La pièce dans laquelle elles se trouvaient était sombre, et seul le feu dans la cheminée en un coin de l'espace peinait à l'éclairer. Le bureau était grand, tout de bois. Le plancher impeccablement ciré, les livres alignés à la perfection le long des larges bibliothèques qui occupaient trois quarts des murs. La rigueur stricte qui avait accompagné Aliona toute son enfance.

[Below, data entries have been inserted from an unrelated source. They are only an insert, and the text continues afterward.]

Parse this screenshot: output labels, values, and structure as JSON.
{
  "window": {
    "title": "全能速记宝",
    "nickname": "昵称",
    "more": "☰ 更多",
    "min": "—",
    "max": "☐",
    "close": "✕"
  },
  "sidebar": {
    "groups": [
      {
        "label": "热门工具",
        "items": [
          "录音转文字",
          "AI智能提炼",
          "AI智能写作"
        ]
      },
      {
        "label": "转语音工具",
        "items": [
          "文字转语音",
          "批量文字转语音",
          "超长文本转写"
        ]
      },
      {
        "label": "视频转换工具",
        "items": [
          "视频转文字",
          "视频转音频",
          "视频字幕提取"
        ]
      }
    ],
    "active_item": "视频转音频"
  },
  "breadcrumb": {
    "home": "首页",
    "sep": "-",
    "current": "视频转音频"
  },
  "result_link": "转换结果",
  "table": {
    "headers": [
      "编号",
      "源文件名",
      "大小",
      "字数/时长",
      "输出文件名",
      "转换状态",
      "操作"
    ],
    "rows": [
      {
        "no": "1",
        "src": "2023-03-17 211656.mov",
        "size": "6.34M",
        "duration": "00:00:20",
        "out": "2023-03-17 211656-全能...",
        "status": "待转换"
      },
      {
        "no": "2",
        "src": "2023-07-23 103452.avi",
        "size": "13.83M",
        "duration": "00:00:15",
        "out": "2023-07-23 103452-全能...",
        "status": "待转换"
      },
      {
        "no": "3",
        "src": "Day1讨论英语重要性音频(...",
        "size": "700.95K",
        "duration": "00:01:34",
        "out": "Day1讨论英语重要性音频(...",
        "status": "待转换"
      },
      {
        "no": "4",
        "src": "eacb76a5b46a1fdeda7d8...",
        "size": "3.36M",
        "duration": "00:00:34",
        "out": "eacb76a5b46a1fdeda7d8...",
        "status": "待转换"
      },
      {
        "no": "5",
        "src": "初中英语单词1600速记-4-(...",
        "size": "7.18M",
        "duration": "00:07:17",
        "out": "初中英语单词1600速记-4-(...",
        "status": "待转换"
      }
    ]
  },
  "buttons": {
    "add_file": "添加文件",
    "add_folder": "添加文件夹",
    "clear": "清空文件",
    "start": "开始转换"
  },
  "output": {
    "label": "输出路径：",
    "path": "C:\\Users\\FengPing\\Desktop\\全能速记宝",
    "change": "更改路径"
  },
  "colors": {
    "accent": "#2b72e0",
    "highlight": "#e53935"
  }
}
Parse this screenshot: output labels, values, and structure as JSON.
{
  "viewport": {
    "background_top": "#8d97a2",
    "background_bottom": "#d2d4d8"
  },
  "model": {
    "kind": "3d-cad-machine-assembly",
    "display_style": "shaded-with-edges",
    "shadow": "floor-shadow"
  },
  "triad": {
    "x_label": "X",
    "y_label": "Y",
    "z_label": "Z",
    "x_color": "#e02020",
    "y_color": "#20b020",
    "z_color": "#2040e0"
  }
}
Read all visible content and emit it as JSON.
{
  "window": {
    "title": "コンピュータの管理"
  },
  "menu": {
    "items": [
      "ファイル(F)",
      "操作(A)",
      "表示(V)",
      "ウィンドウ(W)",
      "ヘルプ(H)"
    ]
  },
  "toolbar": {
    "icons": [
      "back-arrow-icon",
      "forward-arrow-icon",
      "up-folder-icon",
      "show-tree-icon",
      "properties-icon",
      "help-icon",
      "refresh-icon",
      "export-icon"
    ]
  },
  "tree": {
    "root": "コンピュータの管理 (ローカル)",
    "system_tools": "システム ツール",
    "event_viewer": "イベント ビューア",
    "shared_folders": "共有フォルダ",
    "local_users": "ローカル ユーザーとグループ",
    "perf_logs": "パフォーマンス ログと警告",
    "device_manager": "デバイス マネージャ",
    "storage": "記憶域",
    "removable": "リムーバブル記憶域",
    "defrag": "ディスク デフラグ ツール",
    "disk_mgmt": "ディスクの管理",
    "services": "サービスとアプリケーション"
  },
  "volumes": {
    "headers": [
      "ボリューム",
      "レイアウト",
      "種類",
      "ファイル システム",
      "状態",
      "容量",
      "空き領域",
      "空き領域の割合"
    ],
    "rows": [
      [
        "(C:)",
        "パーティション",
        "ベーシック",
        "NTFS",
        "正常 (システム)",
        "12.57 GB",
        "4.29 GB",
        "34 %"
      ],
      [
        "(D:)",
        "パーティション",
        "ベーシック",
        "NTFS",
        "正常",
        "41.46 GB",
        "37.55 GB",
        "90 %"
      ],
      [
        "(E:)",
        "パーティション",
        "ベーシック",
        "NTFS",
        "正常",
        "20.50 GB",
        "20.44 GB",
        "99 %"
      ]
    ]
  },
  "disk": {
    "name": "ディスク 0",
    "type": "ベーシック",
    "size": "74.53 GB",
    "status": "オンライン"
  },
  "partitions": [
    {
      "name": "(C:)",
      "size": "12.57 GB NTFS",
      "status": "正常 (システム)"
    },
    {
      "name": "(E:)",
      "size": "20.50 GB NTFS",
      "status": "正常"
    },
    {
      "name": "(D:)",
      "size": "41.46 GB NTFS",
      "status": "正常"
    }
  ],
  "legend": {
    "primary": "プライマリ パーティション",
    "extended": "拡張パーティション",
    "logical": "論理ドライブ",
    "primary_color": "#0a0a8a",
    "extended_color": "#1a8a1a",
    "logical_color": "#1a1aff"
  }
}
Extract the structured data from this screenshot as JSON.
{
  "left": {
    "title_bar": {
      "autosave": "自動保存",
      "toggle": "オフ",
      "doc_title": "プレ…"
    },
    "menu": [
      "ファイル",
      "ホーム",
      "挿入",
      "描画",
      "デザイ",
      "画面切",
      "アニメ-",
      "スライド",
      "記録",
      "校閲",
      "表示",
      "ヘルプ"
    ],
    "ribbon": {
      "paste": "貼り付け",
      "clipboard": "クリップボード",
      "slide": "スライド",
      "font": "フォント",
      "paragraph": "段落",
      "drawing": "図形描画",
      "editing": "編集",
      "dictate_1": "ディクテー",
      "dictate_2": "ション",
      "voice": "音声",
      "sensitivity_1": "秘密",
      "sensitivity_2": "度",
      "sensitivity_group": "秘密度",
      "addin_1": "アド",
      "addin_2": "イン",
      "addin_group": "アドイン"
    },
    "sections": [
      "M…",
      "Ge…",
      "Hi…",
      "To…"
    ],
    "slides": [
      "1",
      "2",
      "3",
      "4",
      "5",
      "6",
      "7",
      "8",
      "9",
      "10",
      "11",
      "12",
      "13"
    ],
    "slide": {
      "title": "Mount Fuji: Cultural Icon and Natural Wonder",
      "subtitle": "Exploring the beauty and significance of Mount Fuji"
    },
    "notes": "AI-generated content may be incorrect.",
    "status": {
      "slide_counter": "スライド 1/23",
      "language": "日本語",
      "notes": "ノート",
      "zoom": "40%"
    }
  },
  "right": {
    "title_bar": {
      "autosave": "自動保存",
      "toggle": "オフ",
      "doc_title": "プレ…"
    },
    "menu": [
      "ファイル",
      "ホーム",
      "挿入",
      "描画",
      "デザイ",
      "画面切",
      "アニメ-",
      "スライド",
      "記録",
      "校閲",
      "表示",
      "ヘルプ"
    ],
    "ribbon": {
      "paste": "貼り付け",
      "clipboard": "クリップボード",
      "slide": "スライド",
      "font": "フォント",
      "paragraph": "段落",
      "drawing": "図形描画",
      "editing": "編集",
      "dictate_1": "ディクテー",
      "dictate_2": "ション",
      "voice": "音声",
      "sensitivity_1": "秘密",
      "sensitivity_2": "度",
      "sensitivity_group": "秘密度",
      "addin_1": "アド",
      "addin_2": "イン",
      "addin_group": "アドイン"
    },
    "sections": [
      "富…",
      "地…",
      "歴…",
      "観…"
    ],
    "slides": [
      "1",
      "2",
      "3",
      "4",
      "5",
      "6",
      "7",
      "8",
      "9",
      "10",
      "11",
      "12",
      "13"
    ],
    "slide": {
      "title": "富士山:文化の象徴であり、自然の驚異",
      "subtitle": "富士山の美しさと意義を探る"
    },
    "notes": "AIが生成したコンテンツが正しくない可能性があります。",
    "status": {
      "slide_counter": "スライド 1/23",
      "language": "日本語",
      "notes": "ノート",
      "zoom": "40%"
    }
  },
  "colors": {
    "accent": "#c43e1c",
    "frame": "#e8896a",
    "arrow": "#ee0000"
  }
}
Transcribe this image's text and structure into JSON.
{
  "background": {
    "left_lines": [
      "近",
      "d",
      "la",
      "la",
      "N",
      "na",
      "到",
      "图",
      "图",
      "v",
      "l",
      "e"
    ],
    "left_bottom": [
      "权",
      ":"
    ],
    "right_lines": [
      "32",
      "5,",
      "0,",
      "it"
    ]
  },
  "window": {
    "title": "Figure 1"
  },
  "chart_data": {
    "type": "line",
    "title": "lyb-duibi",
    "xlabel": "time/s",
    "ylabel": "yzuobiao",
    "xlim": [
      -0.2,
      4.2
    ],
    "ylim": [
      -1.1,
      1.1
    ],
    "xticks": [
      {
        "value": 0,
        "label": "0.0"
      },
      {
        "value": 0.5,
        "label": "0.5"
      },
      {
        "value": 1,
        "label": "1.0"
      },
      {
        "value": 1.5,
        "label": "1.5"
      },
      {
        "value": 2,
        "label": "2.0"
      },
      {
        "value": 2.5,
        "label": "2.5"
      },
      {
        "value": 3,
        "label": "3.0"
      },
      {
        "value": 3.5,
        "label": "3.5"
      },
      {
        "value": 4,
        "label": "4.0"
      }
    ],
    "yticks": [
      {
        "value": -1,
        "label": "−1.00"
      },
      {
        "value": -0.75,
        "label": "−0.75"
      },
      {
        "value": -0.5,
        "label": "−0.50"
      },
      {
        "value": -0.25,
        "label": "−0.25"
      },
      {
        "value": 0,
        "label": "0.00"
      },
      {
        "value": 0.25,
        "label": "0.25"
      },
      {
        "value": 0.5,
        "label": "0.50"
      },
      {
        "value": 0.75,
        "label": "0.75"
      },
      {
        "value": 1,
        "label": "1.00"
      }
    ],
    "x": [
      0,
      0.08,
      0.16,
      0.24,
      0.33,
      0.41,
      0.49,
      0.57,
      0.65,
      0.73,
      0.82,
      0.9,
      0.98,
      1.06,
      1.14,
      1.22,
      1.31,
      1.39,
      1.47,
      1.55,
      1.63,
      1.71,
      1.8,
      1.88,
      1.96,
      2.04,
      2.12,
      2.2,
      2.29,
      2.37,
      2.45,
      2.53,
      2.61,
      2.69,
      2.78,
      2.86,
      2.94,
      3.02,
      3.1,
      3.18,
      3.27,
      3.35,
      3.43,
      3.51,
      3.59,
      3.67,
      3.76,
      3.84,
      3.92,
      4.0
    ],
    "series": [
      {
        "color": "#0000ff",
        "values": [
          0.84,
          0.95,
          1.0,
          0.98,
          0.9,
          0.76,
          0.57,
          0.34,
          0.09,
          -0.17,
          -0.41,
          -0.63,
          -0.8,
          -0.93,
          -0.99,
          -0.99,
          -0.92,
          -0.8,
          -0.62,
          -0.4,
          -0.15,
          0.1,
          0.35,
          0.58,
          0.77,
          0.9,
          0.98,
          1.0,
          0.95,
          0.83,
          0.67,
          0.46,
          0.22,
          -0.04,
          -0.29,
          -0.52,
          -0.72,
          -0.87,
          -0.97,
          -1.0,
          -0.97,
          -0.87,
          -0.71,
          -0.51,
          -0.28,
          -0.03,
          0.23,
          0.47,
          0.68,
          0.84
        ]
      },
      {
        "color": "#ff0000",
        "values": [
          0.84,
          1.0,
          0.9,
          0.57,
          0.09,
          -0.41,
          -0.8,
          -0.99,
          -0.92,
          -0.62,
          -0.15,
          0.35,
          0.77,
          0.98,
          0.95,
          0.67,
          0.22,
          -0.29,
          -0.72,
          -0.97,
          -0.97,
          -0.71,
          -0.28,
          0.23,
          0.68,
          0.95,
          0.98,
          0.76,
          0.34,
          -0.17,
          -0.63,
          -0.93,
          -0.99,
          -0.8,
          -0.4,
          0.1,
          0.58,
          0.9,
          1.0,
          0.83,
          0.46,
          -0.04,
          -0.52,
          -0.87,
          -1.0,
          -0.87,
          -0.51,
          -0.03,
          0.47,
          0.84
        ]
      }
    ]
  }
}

Autour de la cheminée étaient disposés en arc de cercle un canapé et deux fauteils moelleux dans lesquels elle n'avait jamais eu le droit de s'asseoir. Elle n'avait osé qu'une seule fois, en l'absence rare de ses géniteurs, mais ses actes avaient été rapportés par la gouvernante, et elle avait subi une lourde correction. Depuis, elle n'avait pas réessayé.
Dans un des fauteuils, dos à elle, se trouvait son père. Cela faisait plus de quinze ans qu'elle n'avait pas vu les traits de son visage.

Lorsqu'un majordome l'avait introduite dans le bureau, ses deux géniteurs étaient face au feu. En silence, elle avait attendu qu'ils réagissent, restant sans bouger dix bonnes minutes, plantée les bras le long du corps, avant que sa mère ne daigne se lever lentement pour venir lui planter une gifle sèche sur la joue.
Elle n'avait pas changé, en quinze ans, si ce n'est quelques rides qui avaient fait leur apparition sur son visage auparavant lisse. Sa peau était toujours aussi pâle, ses cheveux blancs comme neige depuis aussi longtemps qu'Aliona s'en souvenait tirés dans un chignon sévère et impeccable, et une robe très vieux jeu la couvrant du bas des chevilles au haut du cou en descendant jusqu'aux poignets, noire.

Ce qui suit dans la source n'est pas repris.